So let's talk about Nie's post yesterday. I'm sure you read it since, well, it's amazing to read every word she writes. Amazing to feel like a vicarious part of her recovery. Amazing to see the positivity she possess despite what are probably daily set backs.
But yesterday's post I felt like I really truly understood a bit of what she is going through.
2 years ago I developed Bell's Palsy in the right side of my face. For 3 weeks every square inch of the affected side of my face was painful and droopy. My face looked like melted plastic...no tone, no movement, nothing. I carried a baby washcloth around with me because my eye leaked and drool feel out of the corner of my mouth. And while it wasn't excruciatingly painful like burn recovery is, it was, to me, horribly disfiguring. Looking at the mirror brought stinging tears to my eyes. Tears that would not stay put in my right eye because my dumb nerves refused to feel them coming and command the muscles to tighten up to keep them in check.
I felt horribly ugly and then horribly ashamed because I thought that my looks didn't matter that much to me.

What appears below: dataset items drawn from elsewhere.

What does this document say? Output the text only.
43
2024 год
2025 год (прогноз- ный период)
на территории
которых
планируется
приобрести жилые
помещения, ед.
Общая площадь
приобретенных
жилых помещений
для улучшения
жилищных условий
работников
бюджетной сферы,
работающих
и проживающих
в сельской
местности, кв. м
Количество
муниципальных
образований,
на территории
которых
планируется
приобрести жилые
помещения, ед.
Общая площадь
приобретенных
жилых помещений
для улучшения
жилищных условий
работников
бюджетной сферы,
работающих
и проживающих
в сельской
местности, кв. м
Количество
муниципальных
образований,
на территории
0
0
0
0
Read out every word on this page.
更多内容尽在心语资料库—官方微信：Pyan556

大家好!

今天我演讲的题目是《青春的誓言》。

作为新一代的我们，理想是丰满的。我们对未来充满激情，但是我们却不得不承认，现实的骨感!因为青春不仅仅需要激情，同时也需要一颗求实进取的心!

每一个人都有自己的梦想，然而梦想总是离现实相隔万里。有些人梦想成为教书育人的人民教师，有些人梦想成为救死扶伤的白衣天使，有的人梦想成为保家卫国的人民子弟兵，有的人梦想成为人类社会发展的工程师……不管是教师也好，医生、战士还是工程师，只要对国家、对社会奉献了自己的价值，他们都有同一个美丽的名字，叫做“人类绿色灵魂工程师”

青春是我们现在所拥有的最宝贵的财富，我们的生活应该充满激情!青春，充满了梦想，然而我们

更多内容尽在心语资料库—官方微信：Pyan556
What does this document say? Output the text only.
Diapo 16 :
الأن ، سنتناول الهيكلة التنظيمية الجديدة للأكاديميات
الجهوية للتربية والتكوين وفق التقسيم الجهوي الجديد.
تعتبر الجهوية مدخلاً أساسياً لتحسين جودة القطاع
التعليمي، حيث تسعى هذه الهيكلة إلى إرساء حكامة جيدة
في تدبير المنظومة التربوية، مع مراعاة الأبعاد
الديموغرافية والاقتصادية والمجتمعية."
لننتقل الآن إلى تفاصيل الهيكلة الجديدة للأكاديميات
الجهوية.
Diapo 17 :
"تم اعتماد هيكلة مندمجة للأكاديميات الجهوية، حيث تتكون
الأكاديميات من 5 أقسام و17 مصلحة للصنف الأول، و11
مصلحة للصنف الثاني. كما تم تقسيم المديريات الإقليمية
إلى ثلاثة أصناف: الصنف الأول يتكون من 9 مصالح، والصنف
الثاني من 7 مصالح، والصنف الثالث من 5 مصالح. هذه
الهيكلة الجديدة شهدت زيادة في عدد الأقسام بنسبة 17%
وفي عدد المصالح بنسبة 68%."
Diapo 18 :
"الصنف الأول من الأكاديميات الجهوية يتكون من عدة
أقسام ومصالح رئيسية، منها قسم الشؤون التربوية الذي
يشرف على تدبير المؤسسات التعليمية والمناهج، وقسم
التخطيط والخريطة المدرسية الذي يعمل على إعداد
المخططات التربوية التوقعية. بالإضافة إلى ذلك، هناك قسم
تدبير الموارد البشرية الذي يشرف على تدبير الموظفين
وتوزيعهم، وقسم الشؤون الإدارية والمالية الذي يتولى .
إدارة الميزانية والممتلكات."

But they do. I've never thought of myself as terrifically beautiful and so I didn't know of my own personal vanity.
Waking up and not seeing the same face that you are used to is H-A-R-D. And I don't know if I ever would have really understood that fact until I'd gone through this. Which is probably why Nie's post struck me to the core and made my heart hurt for her.
And while everyone around me says that my face has recovered and they can never tell what happened to me, I can. I see a slight droop on one side in photos. I see a lack of symmetry in my smile. I see looseness in one eyelid that is non-existent in the other.
And it reminds me of that pain.
So, while my ordeal was more like the gestation of a chipmunk than an elephant, I too bear the stretchmarks.